Marnett nets three-year grant to study differences in COX proteins
The National Foundation for Cancer Research has awarded new research funding to support work at the Vanderbilt-Ingram Cancer Center to better understand the differences between two related proteins involved in tumor development as well as pain and inflammation.
The $300,000, three-year grant will support basic cancer research by Lawrence J. Marnett, Ph.D., in Vanderbilt-Ingram’s A.B. Hancock Memorial Research Center to identify and examine functional biochemical differences between cyclooxygenase (COX) 1 and 2. COX-2 in particular appears to play an important role in cancer development and is expressed in many human tumors including lung, colon, breast, prostate, bladder, pancreas, and esophagus.
“The National Foundation for Cancer Research provides support for innovative and high risk research that has potential for the sorts of discoveries that push science into new areas,” said Marnett, Mary Geddes Stahlman Professor of Cancer Research. Marnett is director of the Hancock center and associate director for basic science programs at the Vanderbilt-Ingram Cancer Center. “Funding for that type of work is often quite difficult to come by, so we are very appreciative of the National Foundation for Cancer Research’s support.”
The cyclooxygenases are the targets for aspirin and similar non-steroidal anti-inflammatory drugs (NSAIDs) like ibuprofen. COX-1’s job is to produce the prostaglandins that protect the stomach lining from irritation; COX-2 becomes active under specific conditions to produce prostaglandins that cause inflammation, pain and promote tumor development and growth. Because aspirin and NSAIDs target both COX-1 and COX-2, they often cause stomach irritation along with providing pain and inflammation relief.
New drugs that target only COX-2, without affecting COX-1, have recently been developed. They are initially being marketed as treatments for arthritis, but they are also being studied at Vanderbilt-Ingram for their potential to prevent cancer. Vanderbilt-Ingram scientists have uncovered evidence in the laboratory that suggests COX-2 inhibitors might be helpful in treating cancer as well. These drugs are based on minute differences in physical structure that permit fairly specific targeting of COX-2.
Marnett and his colleagues have recently discovered that endocannabinoid, 2-arachidonyl-glycerol (2-AG), is a substrate for COX-2 and is converted into a series of novel glyceryl-prostaglandins. COX-2 oxygenates natural derivatives of arachidonic acid such as esters and amides whereas COX-1 does not.
“There is little difference between COX-1 and COX-2 at the protein level,” Marnett said. “But for some reason, COX-1 is always present, while COX-2 only comes on when needed. It comes on like gangbusters, then goes away. Over the past year, we have identified a functional biochemical difference between the two proteins. If we can better understand that difference, we’re hopeful that knowledge will allow us to exploit the difference to develop even more specific and effective drugs to prevent and potentially treat cancer.”

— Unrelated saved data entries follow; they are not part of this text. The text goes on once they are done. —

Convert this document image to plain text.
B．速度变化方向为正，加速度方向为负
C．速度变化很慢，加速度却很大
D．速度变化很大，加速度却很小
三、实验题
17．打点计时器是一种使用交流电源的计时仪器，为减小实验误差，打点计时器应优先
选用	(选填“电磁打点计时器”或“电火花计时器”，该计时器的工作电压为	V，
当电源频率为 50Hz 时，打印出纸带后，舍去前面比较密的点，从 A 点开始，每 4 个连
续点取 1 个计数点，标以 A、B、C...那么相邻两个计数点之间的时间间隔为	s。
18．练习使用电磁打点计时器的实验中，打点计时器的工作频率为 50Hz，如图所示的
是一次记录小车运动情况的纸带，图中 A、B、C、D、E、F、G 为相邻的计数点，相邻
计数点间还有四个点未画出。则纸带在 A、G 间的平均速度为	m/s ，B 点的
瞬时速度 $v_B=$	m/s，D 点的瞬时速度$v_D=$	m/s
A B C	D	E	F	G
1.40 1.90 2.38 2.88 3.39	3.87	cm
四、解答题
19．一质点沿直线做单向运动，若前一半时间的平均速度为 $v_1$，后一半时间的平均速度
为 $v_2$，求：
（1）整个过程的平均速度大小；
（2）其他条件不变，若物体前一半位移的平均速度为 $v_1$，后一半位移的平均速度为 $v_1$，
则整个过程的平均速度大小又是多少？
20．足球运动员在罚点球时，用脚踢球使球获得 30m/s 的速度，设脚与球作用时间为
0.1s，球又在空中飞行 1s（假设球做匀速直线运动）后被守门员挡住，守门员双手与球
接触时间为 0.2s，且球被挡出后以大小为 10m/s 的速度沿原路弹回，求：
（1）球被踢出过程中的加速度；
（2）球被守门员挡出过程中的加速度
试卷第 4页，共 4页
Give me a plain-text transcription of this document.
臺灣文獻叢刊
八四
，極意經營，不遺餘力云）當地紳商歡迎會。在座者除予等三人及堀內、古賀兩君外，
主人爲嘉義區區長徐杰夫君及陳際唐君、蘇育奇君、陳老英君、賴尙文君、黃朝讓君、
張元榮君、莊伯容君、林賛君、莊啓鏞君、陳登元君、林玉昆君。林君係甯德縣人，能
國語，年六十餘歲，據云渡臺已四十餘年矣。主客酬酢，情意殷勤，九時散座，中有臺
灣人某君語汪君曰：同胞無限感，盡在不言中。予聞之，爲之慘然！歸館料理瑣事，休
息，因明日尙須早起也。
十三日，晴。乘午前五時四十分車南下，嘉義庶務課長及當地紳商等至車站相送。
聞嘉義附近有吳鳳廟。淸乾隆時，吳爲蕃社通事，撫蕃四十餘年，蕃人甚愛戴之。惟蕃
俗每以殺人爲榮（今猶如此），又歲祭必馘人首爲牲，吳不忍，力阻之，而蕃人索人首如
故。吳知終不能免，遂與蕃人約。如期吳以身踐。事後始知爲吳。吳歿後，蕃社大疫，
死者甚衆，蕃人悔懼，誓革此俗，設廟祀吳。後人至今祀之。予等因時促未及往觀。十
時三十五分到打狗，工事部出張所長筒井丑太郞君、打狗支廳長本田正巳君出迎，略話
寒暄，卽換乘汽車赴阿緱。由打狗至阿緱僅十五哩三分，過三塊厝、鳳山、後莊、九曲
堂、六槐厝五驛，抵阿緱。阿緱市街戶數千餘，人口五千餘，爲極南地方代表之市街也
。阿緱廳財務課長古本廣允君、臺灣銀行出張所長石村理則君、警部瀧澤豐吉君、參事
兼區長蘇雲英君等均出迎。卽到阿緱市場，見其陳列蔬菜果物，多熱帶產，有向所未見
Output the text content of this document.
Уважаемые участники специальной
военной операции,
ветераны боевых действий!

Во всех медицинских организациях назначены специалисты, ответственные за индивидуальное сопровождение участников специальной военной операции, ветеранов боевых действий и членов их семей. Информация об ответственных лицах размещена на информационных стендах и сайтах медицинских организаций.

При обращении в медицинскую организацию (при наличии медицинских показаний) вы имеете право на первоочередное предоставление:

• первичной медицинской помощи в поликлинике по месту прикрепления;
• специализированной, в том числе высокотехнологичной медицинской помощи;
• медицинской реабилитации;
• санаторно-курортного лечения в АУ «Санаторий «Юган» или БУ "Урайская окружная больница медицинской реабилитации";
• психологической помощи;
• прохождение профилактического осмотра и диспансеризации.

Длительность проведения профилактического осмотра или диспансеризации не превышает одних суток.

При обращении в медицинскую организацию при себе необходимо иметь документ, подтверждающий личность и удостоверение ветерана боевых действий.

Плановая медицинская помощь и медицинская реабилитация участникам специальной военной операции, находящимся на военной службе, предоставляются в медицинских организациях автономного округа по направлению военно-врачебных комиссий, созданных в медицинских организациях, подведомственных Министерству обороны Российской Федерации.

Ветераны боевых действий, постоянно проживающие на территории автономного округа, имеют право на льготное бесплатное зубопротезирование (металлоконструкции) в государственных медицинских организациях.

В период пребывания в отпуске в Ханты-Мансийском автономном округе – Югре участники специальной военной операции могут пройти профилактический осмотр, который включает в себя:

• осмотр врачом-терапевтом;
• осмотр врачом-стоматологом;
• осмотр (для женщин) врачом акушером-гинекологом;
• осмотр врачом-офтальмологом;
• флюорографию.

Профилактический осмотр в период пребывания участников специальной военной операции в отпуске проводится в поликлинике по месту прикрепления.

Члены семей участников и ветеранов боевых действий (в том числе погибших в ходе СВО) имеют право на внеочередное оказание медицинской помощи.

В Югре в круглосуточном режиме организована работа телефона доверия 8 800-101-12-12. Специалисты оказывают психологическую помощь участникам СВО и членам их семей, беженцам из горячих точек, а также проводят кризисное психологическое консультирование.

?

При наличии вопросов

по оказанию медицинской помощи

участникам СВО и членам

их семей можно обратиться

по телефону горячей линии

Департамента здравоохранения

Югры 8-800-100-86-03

“With NFCR’s funding support, Dr. Marnett will be able to do bold and blue-sky exploration,” said Dr. Sujuan Ba, Science Director of the National Foundation for Cancer Research. “We believe the findings from Dr. Marnett’s research will aid in the development of the next generation of cancer preventive or therapeutic agents by identifying new molecular targets for drug development.”